2. Online Submission
Many banks now offer online submission of Form 121 through their net banking portals:
- Log in to your net banking account
- Navigate to 'Tax Forms' or 'TDS Forms' section
- Select Form 121
- Fill in the details online
- Upload scanned copies of required documents
- Submit electronically and download the acknowledgment
3. Email Submission
Some banks accept Form 121 via email. Scan the filled and signed form along with documents and email to the designated email address provided by your bank.
Important Points to Remember
Validity Period
Form 121 is valid for one financial year only. You need to submit a fresh form at the beginning of each financial year (preferably in April) to ensure no TDS is deducted throughout the year.
Multiple Submissions
If you have accounts with multiple banks or financial institutions, you need to submit Form 121 to each institution separately.
Mid-Year Changes
If your income circumstances change during the year and your total income exceeds the exemption limit, you must inform the bank immediately and allow them to deduct TDS on subsequent interest payments.
Penalties for False Declaration
Furnishing incorrect information in Form 121 can lead to:
- Prosecution under Section 277 of the Income Tax Act
- Penalty under Section 271H (up to Rs. 10,000)
- Interest liability on unpaid tax
- Tax demand with interest under Sections 234A, 234B, and 234C
Advantages of Form 121
- Simplified Process: Single form replaces two separate forms
- Immediate Benefit: Receive full interest income without TDS deduction
- No Refund Hassle: Avoid the lengthy process of claiming TDS refunds
- Better Cash Flow: Access to complete interest amount improves liquidity
- Reduced Compliance: Less paperwork and easier tracking
- Digital Integration: Easier to submit online through banking platforms
Common Mistakes to Avoid
- Incorrect PAN Details: Ensure PAN is accurately mentioned and matches your PAN card
- Overestimating Exemption Eligibility: Carefully calculate total income including all sources
- Missing Signatures: Form must be properly signed to be valid
- Late Submission: Submit Form 121 before the first interest credit of the financial year
- Not Updating Banks: If income increases mid-year, inform the bank promptly
- Forgetting Multiple Banks: Submit to all institutions where you hold deposits
What to Do If TDS Was Already Deducted?
If TDS has been deducted before you submitted Form 121, you have two options:
- Claim Refund: File your Income Tax Return (ITR) for AY 2027-28 and claim the TDS amount as a refund. The refund will be processed after assessment.
- Carry Forward: Adjust the TDS amount against any future tax liability if applicable.

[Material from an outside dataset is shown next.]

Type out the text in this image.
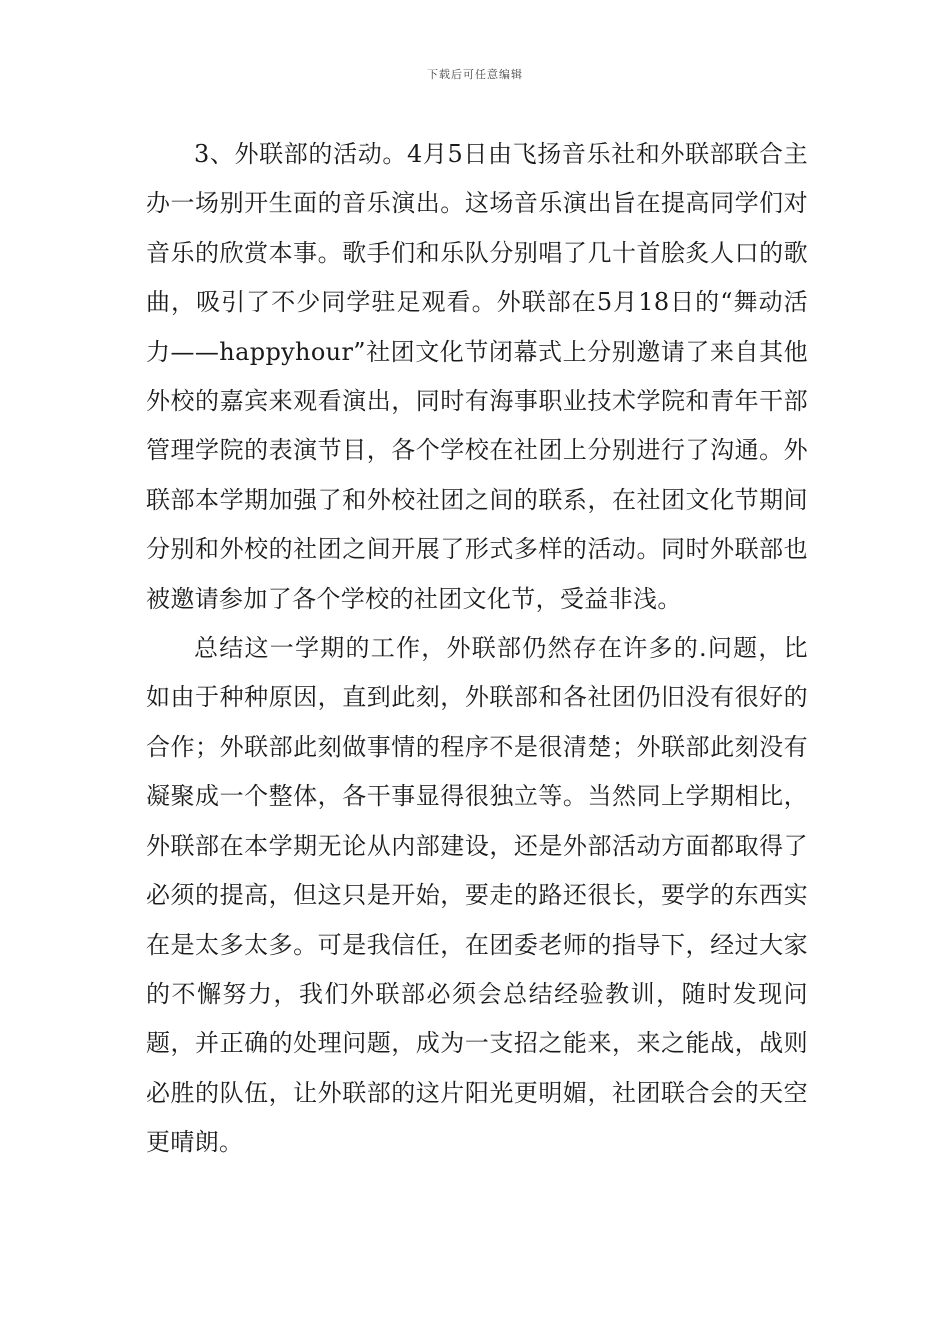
下载后可任意编辑

3、外联部的活动。4月5日由飞扬音乐社和外联部联合主办一场别开生面的音乐演出。这场音乐演出旨在提高同学们对音乐的欣赏本事。歌手们和乐队分别唱了几十首脍炙人口的歌曲，吸引了不少同学驻足观看。外联部在5月18日的“舞动活力——happyhour”社团文化节闭幕式上分别邀请了来自其他外校的嘉宾来观看演出，同时有海事职业技术学院和青年干部管理学院的表演节目，各个学校在社团上分别进行了沟通。外联部本学期加强了和外校社团之间的联系，在社团文化节期间分别和外校的社团之间开展了形式多样的活动。同时外联部也被邀请参加了各个学校的社团文化节，受益非浅。

总结这一学期的工作，外联部仍然存在许多的.问题，比如由于种种原因，直到此刻，外联部和各社团仍旧没有很好的合作；外联部此刻做事情的程序不是很清楚；外联部此刻没有凝聚成一个整体，各干事显得很独立等。当然同上学期相比，外联部在本学期无论从内部建设，还是外部活动方面都取得了必须的提高，但这只是开始，要走的路还很长，要学的东西实在是太多太多。可是我信任，在团委老师的指导下，经过大家的不懈努力，我们外联部必须会总结经验教训，随时发现问题，并正确的处理问题，成为一支招之能来，来之能战，战则必胜的队伍，让外联部的这片阳光更明媚，社团联合会的天空更晴朗。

To claim refund, ensure you have:
- Form 26AS or Annual Information Statement (AIS) showing TDS details
- Interest certificates from banks
- Accurate reporting in your ITR
Conclusion
Form 121 represents a welcome simplification in India's tax compliance framework for FY 2026-27. By consolidating Form 15G and Form 15H into a single, unified declaration, the Income Tax Department has made it easier for millions of individuals, especially senior citizens and low-income taxpayers, to receive their full interest income without TDS deductions.
If your total income falls below the basic exemption limit of Rs. 3 lakh (or Rs. 5 lakh for senior citizens), make sure to download, fill, and submit Form 121 to all your banks and financial institutions at the earliest. This simple step can save you from the hassle of claiming refunds later and ensure better cash flow throughout the year.
Remember to submit Form 121 at the beginning of each financial year and keep track of your total income to ensure you remain eligible. Stay compliant, stay informed, and make the most of the provisions available under the Income Tax Act to optimize your tax liability legally.
Disclaimer: This article is for informational purposes only. Tax laws and provisions are subject to change. Please consult a qualified Chartered Accountant or tax professional for advice specific to your situation.